Me and my friend whom I'll refer to as Derek took an enormous amount of acid (I took seven tabs, he took six) and thought nothing could go wrong. That day, I nearly died and almost harmed some of my closest friends, and my faith in psychedelics was essentially shattered.
A small college apartment, around 3 pm. Me and Derek decided to trip in the living room, and in his bedroom is his roommate and my friend whom I'll refer to as Roger.
The plan was me and Derek were gonna watch this playlist of youtube videos while we tripped. Pretty standard stuff, we had done this many times before. However, this time was pretty significantly different. We decided that we would each take an enormous amount of acid in an effort to have some kind of spiritual experience, as we had both tripped many times before and not seen any type of vision or eye opening revelations, and it was my ill-informed logic at the time that the best way to cause something like that was to just take a fuck load more than we ever had before.
Thinking I could handle seven tabs was my first mistake. My second mistake was going through with it on a day when I really wasn't feeling my best. I was nervous about taking that much and didn't really feel too confident about it, I figured that I would feel better once the trip started. Really really dumb idea.
So the stage was set, and disaster was just waiting to unfold. I got out of class at 1pm, and headed over to Derek's apartment so we could trip.
3pm. With some mild fear and anxiety disguised as half-hearted enthusiasm I drop the seven tabs and Derek takes his six.
At first, it's not so bad. We're watching music videos and some other trippy shit and I feel ok. Still a little nervous but we talk and laugh a little and the visuals start being cool.
About an hour in is when things start getting bad.
I start to feel uneasy. Disturbingly, my visuals stop being the usual geometrical patterns and fractal images that I usually see and begin to transform into eyeballs, face and figures reaching towards me menacingly. When I close my eyes I see the same shit but ten times worse.

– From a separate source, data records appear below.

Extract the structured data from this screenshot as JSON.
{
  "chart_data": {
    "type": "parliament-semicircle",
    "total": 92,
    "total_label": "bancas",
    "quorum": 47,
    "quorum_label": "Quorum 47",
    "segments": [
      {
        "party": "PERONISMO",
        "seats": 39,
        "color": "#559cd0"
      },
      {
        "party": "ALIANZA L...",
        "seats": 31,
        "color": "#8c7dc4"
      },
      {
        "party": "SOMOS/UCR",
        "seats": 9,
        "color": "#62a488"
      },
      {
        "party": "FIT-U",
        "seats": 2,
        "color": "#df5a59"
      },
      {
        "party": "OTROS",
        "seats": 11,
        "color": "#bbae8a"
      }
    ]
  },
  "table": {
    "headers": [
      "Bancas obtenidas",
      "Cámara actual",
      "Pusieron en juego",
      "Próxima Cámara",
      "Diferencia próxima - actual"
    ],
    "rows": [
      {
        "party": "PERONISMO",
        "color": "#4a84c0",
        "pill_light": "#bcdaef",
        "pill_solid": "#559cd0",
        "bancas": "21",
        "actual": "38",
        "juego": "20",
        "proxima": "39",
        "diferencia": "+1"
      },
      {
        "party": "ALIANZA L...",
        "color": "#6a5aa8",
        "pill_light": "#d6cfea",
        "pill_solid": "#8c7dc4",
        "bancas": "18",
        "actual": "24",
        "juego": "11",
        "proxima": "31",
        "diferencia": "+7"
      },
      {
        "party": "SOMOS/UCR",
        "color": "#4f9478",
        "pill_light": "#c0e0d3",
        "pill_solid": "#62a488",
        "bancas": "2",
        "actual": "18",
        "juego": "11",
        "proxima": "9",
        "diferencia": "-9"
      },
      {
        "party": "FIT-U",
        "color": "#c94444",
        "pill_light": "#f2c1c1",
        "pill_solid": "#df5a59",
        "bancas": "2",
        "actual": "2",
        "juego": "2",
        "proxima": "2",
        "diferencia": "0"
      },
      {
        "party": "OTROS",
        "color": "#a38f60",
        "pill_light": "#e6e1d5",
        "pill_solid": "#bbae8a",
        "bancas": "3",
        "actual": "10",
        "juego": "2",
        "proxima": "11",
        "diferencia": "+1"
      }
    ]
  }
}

It began to be too much for me. Derek does his best to comfort me but my fear is growing. Next is when things began to turn dangerous, for myself and anyone else around me.
I began to have the delusion that someone that I knew, a mutual friend of ours, was on his way to the apartment to kill me. This was, of course, completely false and a paranoid delusion of my own making. This person and I were not close and I always had the impression that he tolerated as a friend rather than actually liking me, which I didn't understand because I liked him.
Anyway, I became more and more certain that a malevolent, supernatural version of this friend was on his way to undo my existence, and there was nothing Derek could say or do to calm me down. Deep down I knew that my fear was irrational, but nevertheless it grew and consumed me. I was drowning in negativity and fear and started to become agitated. My fight v flight instincts kicked in because of my feeling of an approaching threat, and I started to become mean, angry and physical.
The straw that broke the camels back so to say in this situation, was the added effect of not being able to tell reality from delusion. I was tripping so hard and my ego had been so stripped away from the acid and fear that I could no longer tell what was real. I didn't think my surroundings were real, I didn't think Derek was real, I didn't even think that I was real.
That, combined with the unshakeable fear and sheer terror led to what happened next; the worst experience of my life.
My mind snapped entirely, and I entered a state of pure, drug induced psychosis. I had lost my mind. I had no control over any thoughts or actions. I could only loosely watch my behavior fron the backseat of my mind, unable to think rationally or stop myself in any way.
During this time, I spoke indecipherable madness, broke two little fish tanks, mistook Derek for a malevolent spirit, nearly attacked him, stripped naked, cut my feet wide open from the broken glass from the fish tanks, tried to cut myself with knives and other kitchen utensils, and screamed incredibly loud, primal screams.
Derek and Roger evacuated the apartment for their safety while they called everyone they could think of to come help me. It took the presence of around 12 people to stop me from being violent. It took an additional 3-4 hours for the actual psychosis to stop. While they watched me continued to say crazy meaningless things and occasionally lunge at them like I was some kind of animal waiting to attack.
When all was said and done, I had experienced the worst time of my entire life, throughly and severely embarrassed myself in front of many, many people, nearly killed myself and my friends, and lost the trust of many of thode people.
Before that, I had a great appreciation for the potential of psychedelics to expand and improve the mind. I had mild plans to grow mushrooms of my own so day and to advocate for expanded research of psychedelics.
Mushrooms used to give me total clarity of mind and a great feeling of self-confidence and euphoria, but ever since that day psychedelics have made me feel confused and muddled, and I still get visuals consisting of threatening figures and eyes reaching towards me and staring at me.
Not sure how I feel about psychedelics anymore. Maybe they'll work for me again one day, maybe I'll just have to find a different hobby.
Thanks for reading. Questions comments concerns and advice are welcome.